Each physician spoke for about three to five minutes. We spoke about what we perceived was the greatest burden on physicians and their practices in this healthcare environment. We spoke about barriers to providing good care for our patients. We discussed the difficulties in keeping our practices open due to burdensome government regulations. We spoke about how we spend more time in front of a computer, rather than seeing patients. We discussed the cost of practicing defensive medicine in the healthcare system and suggested federal tort reform to deal with this issue. We also talked about ways that we could reform healthcare that would be beneficial to both patients and physicians.

Physicians around the nation should unify around this opportunity to have real substantive reform to our healthcare system which could make it better for patients and physicians. In my two interactions with the current administration, I have been impressed with their willingness to listen to suggestions and new ideas about how to move forward with healthcare reform. There does not seem to be any prevailing ideology on either side that is driving their actions. They seem to be entertaining methods of best practices and attempting to push legislation and executive action that will benefit the greatest number of patients and healthcare workers. In fact, this month, CMS sent out a press release asking physicians to send in their ideas about how to best reform Medicare and Medicaid services.

For the first time in our nation's history, we have a physician as HHS secretary. The CMS administrator is married to a physician and has many family members who practice medicine. We should take this opportunity to engage like never before, to have our voice heard in reforming our healthcare system. This administration is asking to hear from you!

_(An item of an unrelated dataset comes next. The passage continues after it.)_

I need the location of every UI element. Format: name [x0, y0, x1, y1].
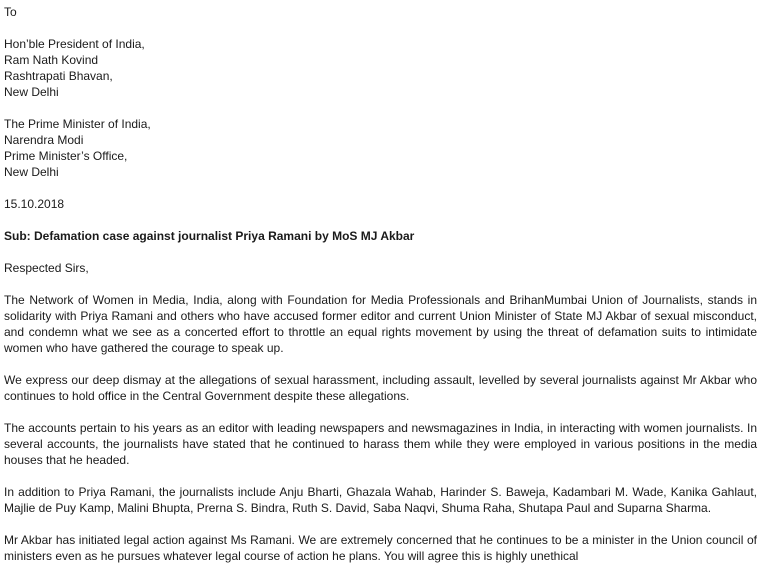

Next: It's time for physicians to be heard

 

We now have the details of the Senate plan to repeal and replace Obamacare, and we must encourage our Senators to repeal Obamacare now, to assure that those patients with insufficient insurance coverage can enter a healthy insurance market and get the care that they need. Physicians should lead this process and are now being given a seat at the table.

Physicians are engaging our political system like never before. In Texas, there are physicians serving in Congress, and also serving in our state legislature. We sacrifice our time on medical boards, and serve as advisors to government officials all over the country. To reform our medical system, we need physicians at all levels to engage the legislative and executive process so that we can be the drivers of healthcare change rather than simply responding. Most politicians (Democrats and Republicans) want to do the right thing. What they need is to be educated by physicians, rather than being educated by lawyers and special interest groups.

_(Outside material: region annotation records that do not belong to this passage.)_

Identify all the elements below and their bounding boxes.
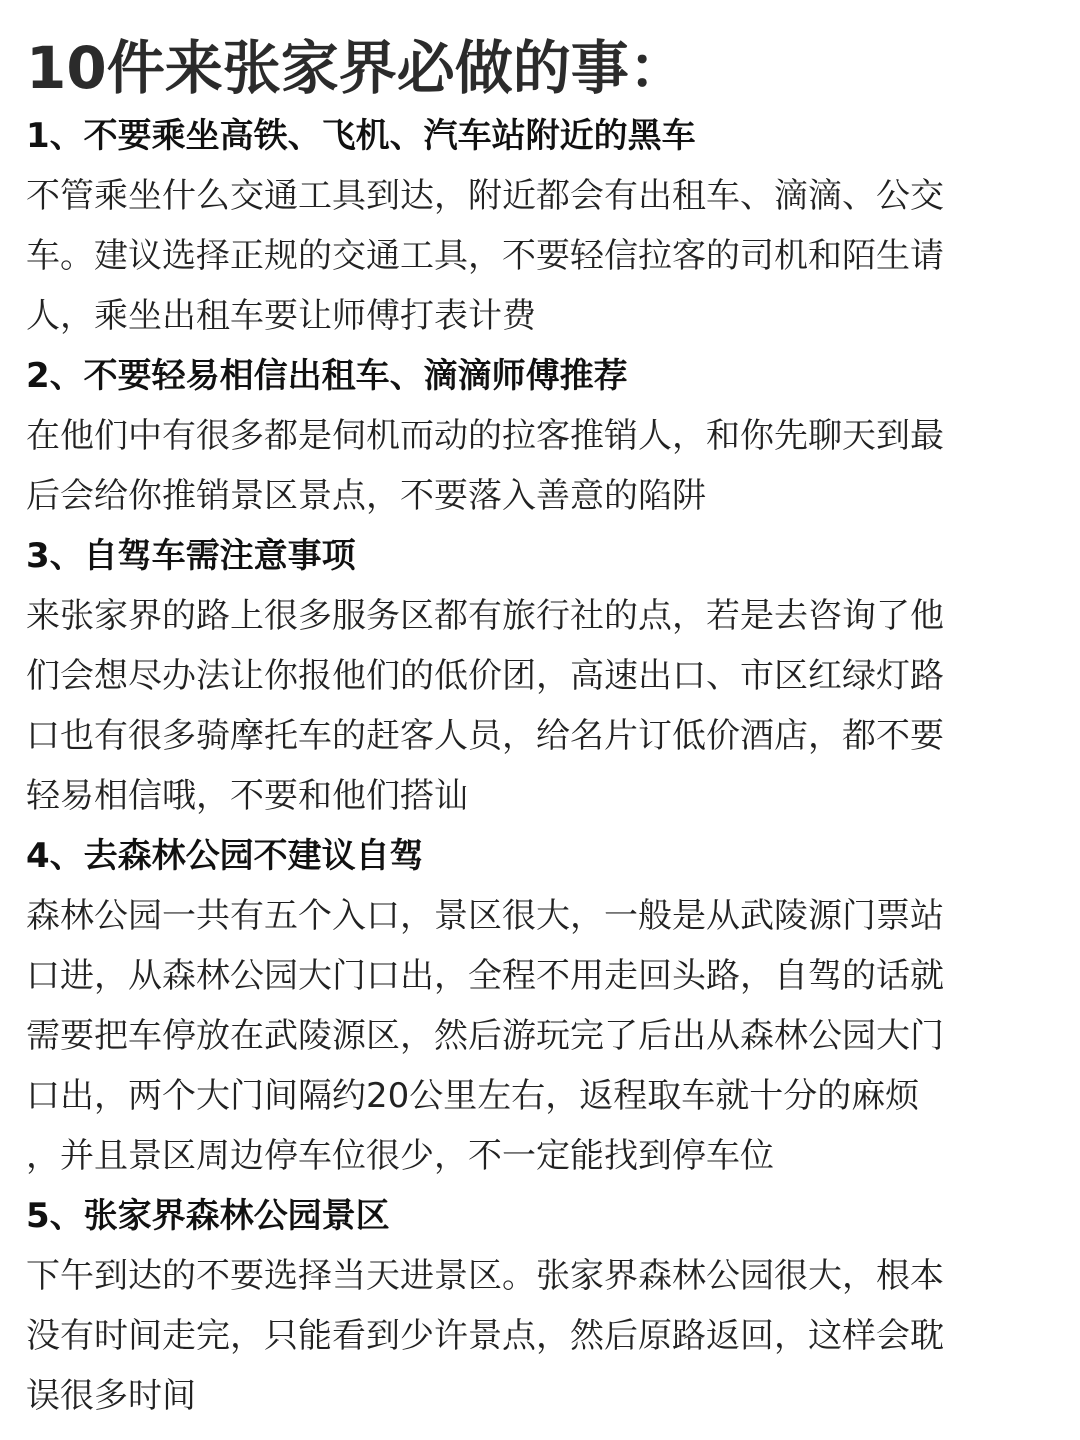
section-body — [26, 1246, 1056, 1426]
body-line: 们会想尽办法让你报他们的低价团，高速出口、市区红绿灯路 — [26, 656, 944, 696]
body-line: 后会给你推销景区景点，不要落入善意的陷阱 — [26, 476, 706, 516]
body-line: 人，乘坐出租车要让师傅打表计费 — [26, 296, 536, 336]
section-body — [26, 166, 1056, 346]
section-heading: 2、不要轻易相信出租车、滴滴师傅推荐 — [26, 356, 628, 396]
body-line: 口出，两个大门间隔约20公里左右，返程取车就十分的麻烦 — [26, 1076, 920, 1116]
section-heading: 1、不要乘坐高铁、飞机、汽车站附近的黑车 — [26, 116, 696, 156]
section-2 — [26, 346, 1056, 526]
body-line: 车。建议选择正规的交通工具，不要轻信拉客的司机和陌生请 — [26, 236, 944, 276]
body-line: 森林公园一共有五个入口，景区很大，一般是从武陵源门票站 — [26, 896, 944, 936]
section-heading: 5、张家界森林公园景区 — [26, 1196, 390, 1236]
body-line: 没有时间走完，只能看到少许景点，然后原路返回，这样会耽 — [26, 1316, 944, 1356]
page-title: 10件来张家界必做的事： — [26, 34, 687, 102]
section-5 — [26, 1186, 1056, 1426]
section-heading: 4、去森林公园不建议自驾 — [26, 836, 424, 876]
section-3 — [26, 526, 1056, 826]
section-1 — [26, 106, 1056, 346]
section-body — [26, 406, 1056, 526]
body-line: 需要把车停放在武陵源区，然后游玩完了后出从森林公园大门 — [26, 1016, 944, 1056]
body-line: 不管乘坐什么交通工具到达，附近都会有出租车、滴滴、公交 — [26, 176, 944, 216]
body-line: 口进，从森林公园大门口出，全程不用走回头路，自驾的话就 — [26, 956, 944, 996]
body-line: 在他们中有很多都是伺机而动的拉客推销人，和你先聊天到最 — [26, 416, 944, 456]
body-line: ，并且景区周边停车位很少，不一定能找到停车位 — [26, 1136, 774, 1176]
section-4 — [26, 826, 1056, 1186]
section-body — [26, 586, 1056, 826]
body-line: 口也有很多骑摩托车的赶客人员，给名片订低价酒店，都不要 — [26, 716, 944, 756]
section-body — [26, 886, 1056, 1186]
body-line: 来张家界的路上很多服务区都有旅行社的点，若是去咨询了他 — [26, 596, 944, 636]
body-line: 误很多时间 — [26, 1376, 196, 1416]
body-line: 下午到达的不要选择当天进景区。张家界森林公园很大，根本 — [26, 1256, 944, 1296]
body-line: 轻易相信哦，不要和他们搭讪 — [26, 776, 468, 816]
section-heading: 3、自驾车需注意事项 — [26, 536, 356, 576]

The time for us to show up is now, and the conditions for physicians having an impact have never been better. Our healthcare system will be changed. This is a fact. What we need to do now is call our elected officials, develop relationships with them and educate them on the issues important to us.

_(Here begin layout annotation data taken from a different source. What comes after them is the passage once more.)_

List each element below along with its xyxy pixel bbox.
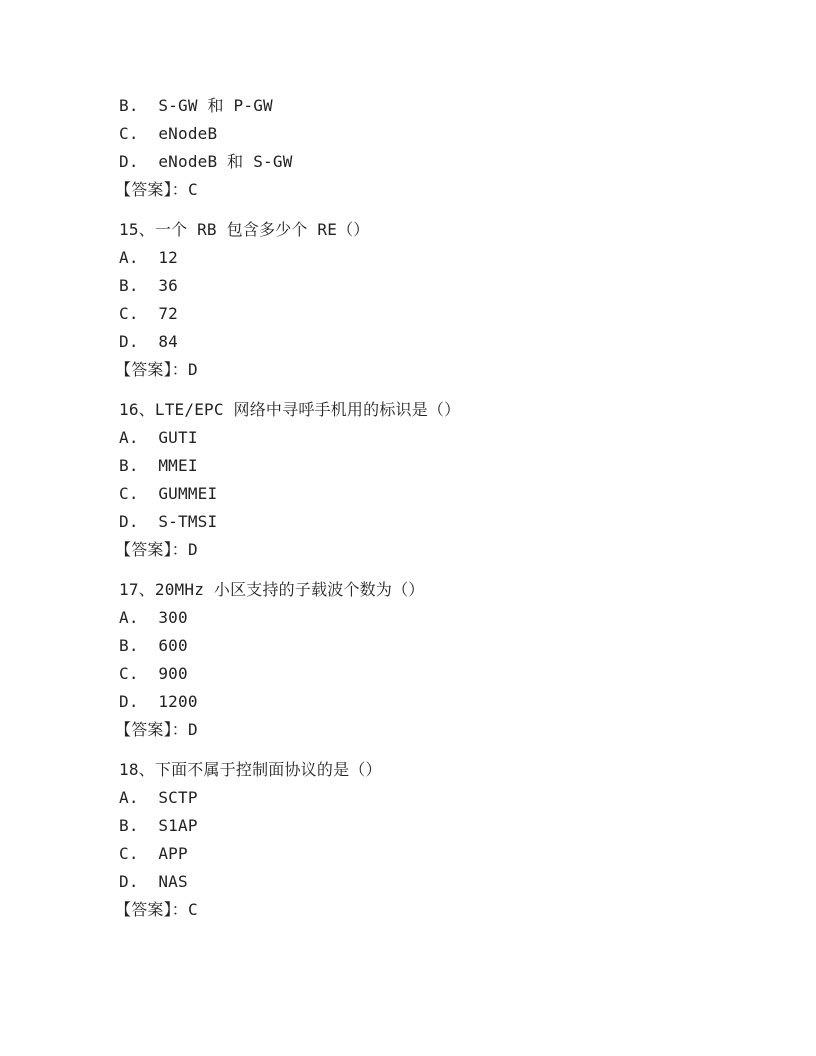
option-a: A. SCTP: [119, 788, 198, 807]
option-d: D. 84: [119, 332, 178, 351]
option-d: D. eNodeB 和 S-GW: [119, 152, 293, 171]
option-c: C. eNodeB: [119, 124, 218, 143]
question-15: [115, 220, 739, 388]
option-c: C. 72: [119, 304, 178, 323]
option-b: B. S-GW 和 P-GW: [119, 96, 273, 115]
question-16: [115, 400, 739, 568]
question-14-continued: [115, 96, 739, 208]
option-c: C. APP: [119, 844, 188, 863]
option-c: C. 900: [119, 664, 188, 683]
question-18: [115, 760, 739, 928]
option-a: A. 300: [119, 608, 188, 627]
answer-line: 【答案】：C: [115, 180, 198, 199]
option-b: B. 36: [119, 276, 178, 295]
question-17: [115, 580, 739, 748]
answer-line: 【答案】：D: [115, 720, 198, 739]
question-text: 17、20MHz 小区支持的子载波个数为（）: [119, 580, 425, 599]
option-a: A. GUTI: [119, 428, 198, 447]
answer-line: 【答案】：D: [115, 540, 198, 559]
question-text: 15、一个 RB 包含多少个 RE（）: [119, 220, 370, 239]
answer-line: 【答案】：C: [115, 900, 198, 919]
option-b: B. MMEI: [119, 456, 198, 475]
option-b: B. S1AP: [119, 816, 198, 835]
question-text: 16、LTE/EPC 网络中寻呼手机用的标识是（）: [119, 400, 461, 419]
question-text: 18、下面不属于控制面协议的是（）: [119, 760, 382, 779]
option-a: A. 12: [119, 248, 178, 267]
option-d: D. 1200: [119, 692, 198, 711]
option-b: B. 600: [119, 636, 188, 655]
answer-line: 【答案】：D: [115, 360, 198, 379]
option-d: D. S-TMSI: [119, 512, 218, 531]
document-page: [115, 96, 739, 928]
option-c: C. GUMMEI: [119, 484, 218, 503]
option-d: D. NAS: [119, 872, 188, 891]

Do not formulate your opinion about the Senate healthcare reform bill (the Better Care Reconciliation Act) by listening to any of the cable news networks. Do not formulate your opinion by listening to your favorite politician. Download the bill off the website and read it for yourself. What you invariably will find is that there are issues in the bill that you will like, and many issues you will oppose.

But this is not a time to stand on the sidelines. The time for engagement is now.

Robin Armstrong, MD, is a practicing internist in Houston, Texas.